Un employé du nom de Rutkoschinski est arrivé chez moi en moins de trente incroyables minutes et a récupéré tous les documents nécessaires : rapport du contrôle technique, carte grise, attestation d’assurance, carte d’identité et tout mon argent.
« Est-ce que vous fournissez aussi les vignettes vertes(1) ? »
« Théoriquement, ouais, mais en pratique nan ! »
« Parce que ? »
« Bah parce qu’y a b’soin d’infos sur les normes des-z-émissions d’gaz. Avec un six, un cinq et un quatre, z-avez une vignette verte, avec un trois une jaune et avec un deux une rouge. Compris ? »
« Oui. Et ? »
« Eh bien, r’gardez là sur vot‘ carte grise ! »
« Catégorie d’émission non déclarée ? »
« C’est ça, votre voiture en a pas ! Au mieux, on pourrait essayer d’obtenir une autorisation exceptionnelle. Mais c’est cher et ça dépend de l’humeur du fonctionnaire. Et ce n’est valable que pour une ville ! »
« Comment ça ? Il faut que je demande une autorisation exceptionnelle dans chaque ville allemande qui possède une zone verte, ce qui me coûte en plus de l’argent à chaque fois et qu’on n’est même pas sûr d’obtenir ? »
« C’est exact’ment ça ! C’est bon ? »
« Euh… oui ! Et, en fait, est-ce que je peux avoir une plaque américaine ? »
« J’croyais qu’vous vouliez faire immatriculer vot‘ voiture à Berlin ? »
« Oui, oui, mais je pensais en fait à un petit macaron comme ça… »
« Ah, j’comprends.
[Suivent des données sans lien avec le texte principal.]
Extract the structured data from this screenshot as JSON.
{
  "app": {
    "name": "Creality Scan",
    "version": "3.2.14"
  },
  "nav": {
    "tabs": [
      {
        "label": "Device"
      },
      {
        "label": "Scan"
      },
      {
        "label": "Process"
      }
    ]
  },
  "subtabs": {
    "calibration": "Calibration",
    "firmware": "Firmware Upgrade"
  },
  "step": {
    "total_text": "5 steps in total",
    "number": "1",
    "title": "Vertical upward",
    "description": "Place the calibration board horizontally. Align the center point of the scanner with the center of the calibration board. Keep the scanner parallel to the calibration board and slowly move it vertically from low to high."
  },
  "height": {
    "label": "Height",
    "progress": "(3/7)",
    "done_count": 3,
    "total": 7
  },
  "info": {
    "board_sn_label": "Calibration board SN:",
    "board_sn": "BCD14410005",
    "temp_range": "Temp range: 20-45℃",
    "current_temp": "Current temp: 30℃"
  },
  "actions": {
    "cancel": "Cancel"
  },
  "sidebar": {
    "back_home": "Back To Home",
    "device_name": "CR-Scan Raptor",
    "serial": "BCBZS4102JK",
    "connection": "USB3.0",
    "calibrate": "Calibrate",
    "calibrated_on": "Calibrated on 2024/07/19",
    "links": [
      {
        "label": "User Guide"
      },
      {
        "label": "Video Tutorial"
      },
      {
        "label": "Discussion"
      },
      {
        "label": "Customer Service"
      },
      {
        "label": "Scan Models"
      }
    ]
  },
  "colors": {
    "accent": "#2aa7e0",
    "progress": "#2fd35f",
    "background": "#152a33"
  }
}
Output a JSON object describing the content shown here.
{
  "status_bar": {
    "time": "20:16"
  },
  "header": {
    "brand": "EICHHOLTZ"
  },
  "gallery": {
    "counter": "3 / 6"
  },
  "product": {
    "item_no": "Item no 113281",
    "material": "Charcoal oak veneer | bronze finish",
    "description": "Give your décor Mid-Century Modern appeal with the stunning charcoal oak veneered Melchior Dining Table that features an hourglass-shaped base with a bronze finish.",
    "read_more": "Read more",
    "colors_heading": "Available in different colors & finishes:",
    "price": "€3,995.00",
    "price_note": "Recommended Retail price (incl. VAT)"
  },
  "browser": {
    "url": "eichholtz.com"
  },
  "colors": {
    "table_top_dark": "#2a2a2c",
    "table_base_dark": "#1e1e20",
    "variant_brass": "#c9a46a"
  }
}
C’est une américaine, vot‘ voiture, ou quoi ? »
« Oui… euh.. vous.. vous avez … là, les papiers… ici… devant vous, qu’est-ce que vous lisez ? »
« Che… c’est quoi ce truc ? Che-vrol-let ? Et c’est une ‘ricaine, c’est ça ? »
« Oui. »
« Alors, faut qu’on ait une autorisation exceptionnelle ! »
« Ah ! »
[…]
(1) Berlin a créé le 1er janvier 2008 une zone environnementale au cœur de la ville afin de limiter la pollution de l’air provoquée par les gaz d’échappement. A partir du 1er janvier 2015, seuls les véhicules les moins polluants auront l’autorisation de circuler dans cette zone. Cette autorisation est obtenue lors du contrôle technique et se matérialise par une vignette de couleur verte à coller sur le pare-brise.